Abstract
Bacterial communities are a major component of global diversity and are intimately involved in most terrestrial biogeochemical processes. Despite their importance, we know far less about the response of bacteria to human-induced environmental change than we do about other organisms. Understanding the response of organisms to land use change is especially pressing for tropical rainforests, which are being altered at a higher rate than any other ecosystem. Here, we conduct a meta-analysis of studies performed in each of the major tropical rainforest regions to ask whether there are consistent responses of belowground bacterial communities to the conversion of tropical rainforest to agriculture. Remarkably, we find common responses despite wide variation across studies in the types of agriculture practiced and the research methodology used to study land use change. These responses include changes in the relative abundance of phyla, most notably decreases in Acidobacteria and Proteobacteria and increases in Actinobacteria, Chloroflexi and Firmicutes. We also find that alpha diversity (at the scale of single soil cores), consistently increases with ecosystem conversion. These consistent responses suggest that, while there is great diversity in agricultural practices across the tropics, common features such as the use of slash-and-burn tactics have the potential to alter bacterial community composition and diversity belowground.
1 Introduction
There is growing recognition of the importance of understanding the response of bacterial communities to land use change. Soil bacteria mediate most biogeochemical cycles (Madsen, 2011) and comprise the majority of global biodiversity (Hug et al., 2016). When ecosystems undergo conversion, such as from forest to agriculture, biochemical cycles are often profoundly altered (DeFries, Field, Fung, Collatz, & Bounoua, 1999; Neill et al., 1997, 2005; Verchot, Davidson, Cattânio, & Ackerman, 2000) and the diversity of plant and animal communities can decrease, along with changes in species composition (Banks, Sandvik, & Keesecker, 2009; Bernard, Fjeldså, & Mohamed, 2009; Gardner et al., 2009; Gibson et al., 2011; Newbold et al., 2015; Perfecto & Snelling, 1995). No ecosystem type is experiencing conversion at a faster rate than tropical rainforests (Dirzo & Raven, 2003), which are declining primarily due to agricultural expansion (De Moraes, Volkoff, Cerri, & Bernoux, 1996).

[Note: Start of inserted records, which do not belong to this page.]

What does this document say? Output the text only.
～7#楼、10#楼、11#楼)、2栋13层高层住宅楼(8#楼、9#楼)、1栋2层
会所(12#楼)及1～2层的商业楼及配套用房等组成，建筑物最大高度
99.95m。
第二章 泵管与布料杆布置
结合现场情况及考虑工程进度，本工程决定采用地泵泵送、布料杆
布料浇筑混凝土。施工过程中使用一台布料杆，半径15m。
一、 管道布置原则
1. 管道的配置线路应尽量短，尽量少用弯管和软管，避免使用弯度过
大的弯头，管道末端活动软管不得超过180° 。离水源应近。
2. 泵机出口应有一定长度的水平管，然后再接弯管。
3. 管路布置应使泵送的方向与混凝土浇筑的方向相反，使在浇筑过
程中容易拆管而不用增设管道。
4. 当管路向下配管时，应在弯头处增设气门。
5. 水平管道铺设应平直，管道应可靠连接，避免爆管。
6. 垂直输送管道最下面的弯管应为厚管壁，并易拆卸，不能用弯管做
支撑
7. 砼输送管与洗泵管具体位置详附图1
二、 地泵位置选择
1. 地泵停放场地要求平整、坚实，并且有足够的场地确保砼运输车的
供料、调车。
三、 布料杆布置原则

From 1980 to 2012, approximately 1.3 million km2 of tropical rainforest were cleared for agriculture, an area the size of France, Spain and the UK combined (Gibbs et al., 2010; Hansen et al., 2013).
Across the tropics, forest-to-agriculture conversion occurs through a similar mechanism, slash-and-burn, but differs in eventual agricultural characteristics. In slash-and-burn, valuable trees are removed for lumber and the remaining vegetation is burned to clear the land for agricultural use. These agricultural uses vary by region, with oil palm plantations particularly common in southeast Asia (Koh & Wilcove, 2008), beef cattle pastures or soybean plantation in the Amazon Basin (Morton et al., 2006) and small scale subsistence farming of plantain or manioc in the Congo Basin (Sunderlin et al., 2000; Zhang, Justice, Jiang, Brunner, & Wilkie, 2006). Duration of agricultural use also varies by region, from one-three years for plantations in the Congo (Zhang, Justice, & Desanker, 2002) to decades of continual use in southeast Asia and the Amazon (Rodrigues et al., 2013; Tripathi et al., 2016). While there is great diversity in agricultural characteristics across the tropics, consistent patterns in bacterial response should nonetheless emerge if community change is driven by common aspects of ecosystem conversion, such as slash-and-burn tactics.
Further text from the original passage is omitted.